Evaluating and Mitigating Social Bias for Large Language Models in Open-ended Settings
This addresses the need for more realistic bias evaluation in LLMs for AI safety and fairness applications, though it is incremental as it builds on existing datasets and methods.
The paper tackles the problem of evaluating social bias in Large Language Models (LLMs) in open-ended settings, where existing benchmarks are limited to predefined formats, by extending the BBQ dataset to Open-BBQ with fill-in-the-blank and short-answer questions and proposing Composite Prompting, an in-context learning method that reduces bias by 15-20% for GPT models while maintaining high accuracy.
Current social bias benchmarks for Large Language Models (LLMs) primarily rely on predefined question formats like multiple-choice, limiting their ability to reflect the complexity and open-ended nature of real-world interactions.

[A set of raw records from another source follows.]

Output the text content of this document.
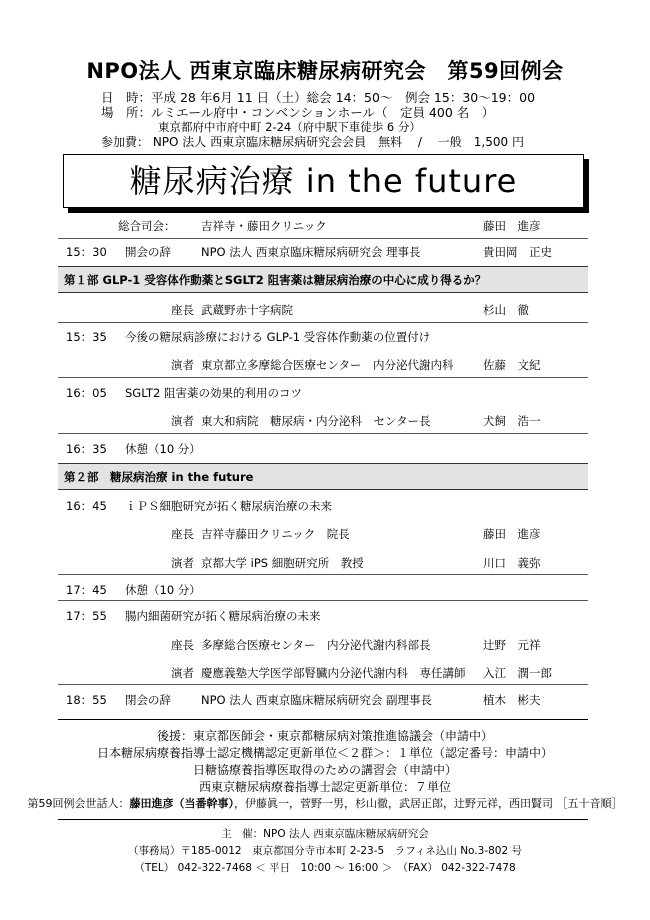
NPO法人 西東京臨床糖尿病研究会　第59回例会
日　時：平成 28 年6月 11 日（土）総会 14：50～　例会 15：30～19：00
場　所：ルミエール府中・コンベンションホール（　定員 400 名　）
東京都府中市府中町 2-24（府中駅下車徒歩 6 分）
参加費： NPO 法人 西東京臨床糖尿病研究会会員　無料　 /　 一般　1,500 円
糖尿病治療 in the future
総合司会： 吉祥寺・藤田クリニック	藤田　進彦
15：30 開会の辞	NPO 法人 西東京臨床糖尿病研究会 理事長	貴田岡　正史
第１部 GLP-1 受容体作動薬とSGLT2 阻害薬は糖尿病治療の中心に成り得るか？
座長 武蔵野赤十字病院	杉山　徹
15：35 今後の糖尿病診療における GLP-1 受容体作動薬の位置付け
演者 東京都立多摩総合医療センター　内分泌代謝内科	佐藤　文紀
16：05 SGLT2 阻害薬の効果的利用のコツ
演者 東大和病院　糖尿病・内分泌科　センター長	犬飼　浩一
16：35 休憩（10 分）
第２部　糖尿病治療 in the future
16：45 ｉＰＳ細胞研究が拓く糖尿病治療の未来
座長 吉祥寺藤田クリニック　院長	藤田　進彦
演者 京都大学 iPS 細胞研究所　教授	川口　義弥
17：45 休憩（10 分）
17：55 腸内細菌研究が拓く糖尿病治療の未来
座長 多摩総合医療センター　内分泌代謝内科部長	辻野　元祥
演者 慶應義塾大学医学部腎臓内分泌代謝内科　専任講師 入江　潤一郎
18：55 閉会の辞	NPO 法人 西東京臨床糖尿病研究会 副理事長	植木　彬夫
後援：東京都医師会・東京都糖尿病対策推進協議会（申請中）
日本糖尿病療養指導士認定機構認定更新単位＜２群＞：１単位（認定番号：申請中）
日糖協療養指導医取得のための講習会（申請中）
西東京糖尿病療養指導士認定更新単位：７単位
第59回例会世話人：藤田進彦（当番幹事），伊藤眞一，菅野一男，杉山徹，武居正郎，辻野元祥，西田賢司 ［五十音順］
主　催：NPO 法人 西東京臨床糖尿病研究会
（事務局）〒185-0012　東京都国分寺市本町 2-23-5　ラフィネ込山 No.3-802 号
（TEL） 042-322-7468 ＜ 平日　10:00 ～ 16:00 ＞　（FAX） 042-322-7478
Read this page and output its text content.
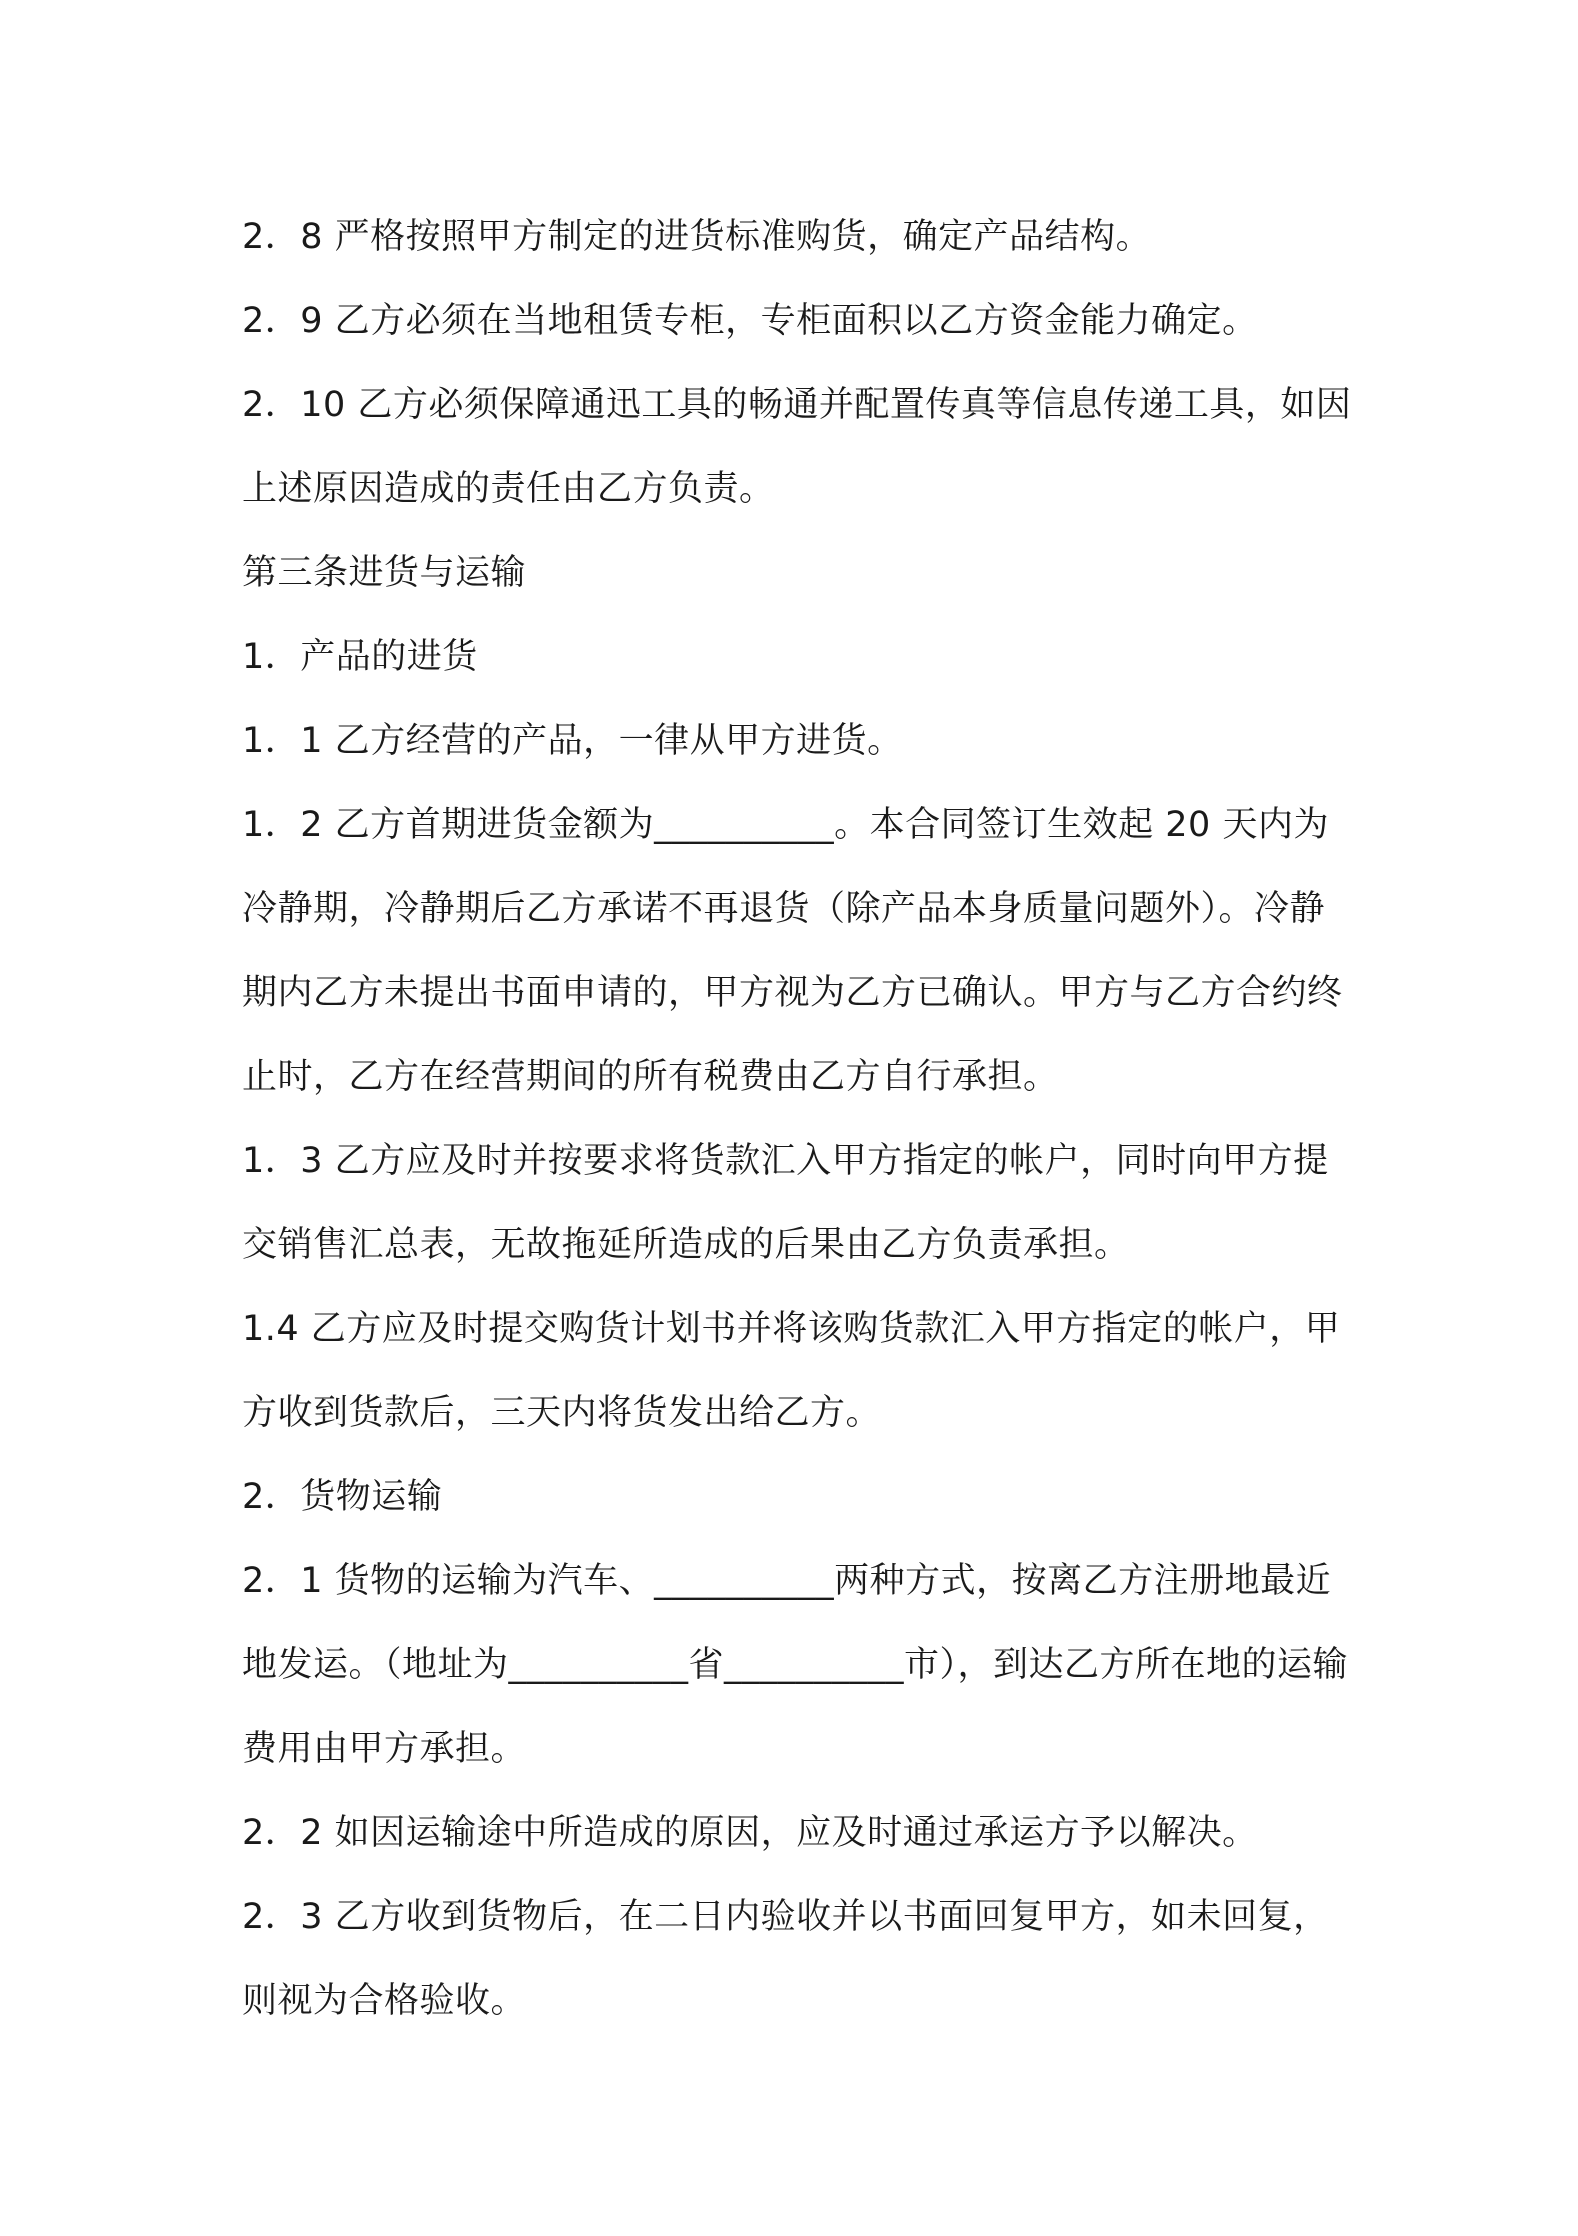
2．8 严格按照甲方制定的进货标准购货，确定产品结构。

2．9 乙方必须在当地租赁专柜，专柜面积以乙方资金能力确定。

2．10 乙方必须保障通迅工具的畅通并配置传真等信息传递工具，如因上述原因造成的责任由乙方负责。

第三条进货与运输

1．产品的进货

1．1 乙方经营的产品，一律从甲方进货。

1．2 乙方首期进货金额为__________。本合同签订生效起 20 天内为冷静期，冷静期后乙方承诺不再退货（除产品本身质量问题外）。冷静期内乙方未提出书面申请的，甲方视为乙方已确认。甲方与乙方合约终止时，乙方在经营期间的所有税费由乙方自行承担。

1．3 乙方应及时并按要求将货款汇入甲方指定的帐户，同时向甲方提交销售汇总表，无故拖延所造成的后果由乙方负责承担。

1.4 乙方应及时提交购货计划书并将该购货款汇入甲方指定的帐户，甲方收到货款后，三天内将货发出给乙方。

2．货物运输

2．1 货物的运输为汽车、__________两种方式，按离乙方注册地最近地发运。（地址为__________省__________市），到达乙方所在地的运输费用由甲方承担。

2．2 如因运输途中所造成的原因，应及时通过承运方予以解决。

2．3 乙方收到货物后，在二日内验收并以书面回复甲方，如未回复，则视为合格验收。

To close this gap, we extend an existing dataset BBQ (Parrish et al., 2022) to Open-BBQ, a comprehensive framework to evaluate the social bias of LLMs in open-ended settings by incorporating two additional question categories: fill-in-the-blank and short-answer. Since our new Open-BBQ dataset contains a lot of open-ended responses like sentences and paragraphs, we developed an evaluation process to detect biases from open-ended content by labeling sentences and paragraphs. In addition to this, we also found that existing debiasing methods, such as self-debiasing (Gallegos et al., 2024), have over-correction issues, which make the original correct answers incorrect. In order to solve this issue, we propose Composite Prompting, an In-context Learning (ICL) method combining structured examples with explicit chain-of-thought reasoning to form a unified instruction template for LLMs to explicitly identify content that needs debiasing. Experimental results show that the proposed method significantly reduces the bias for both GPT-3.5 and GPT-4o while maintaining high accuracy.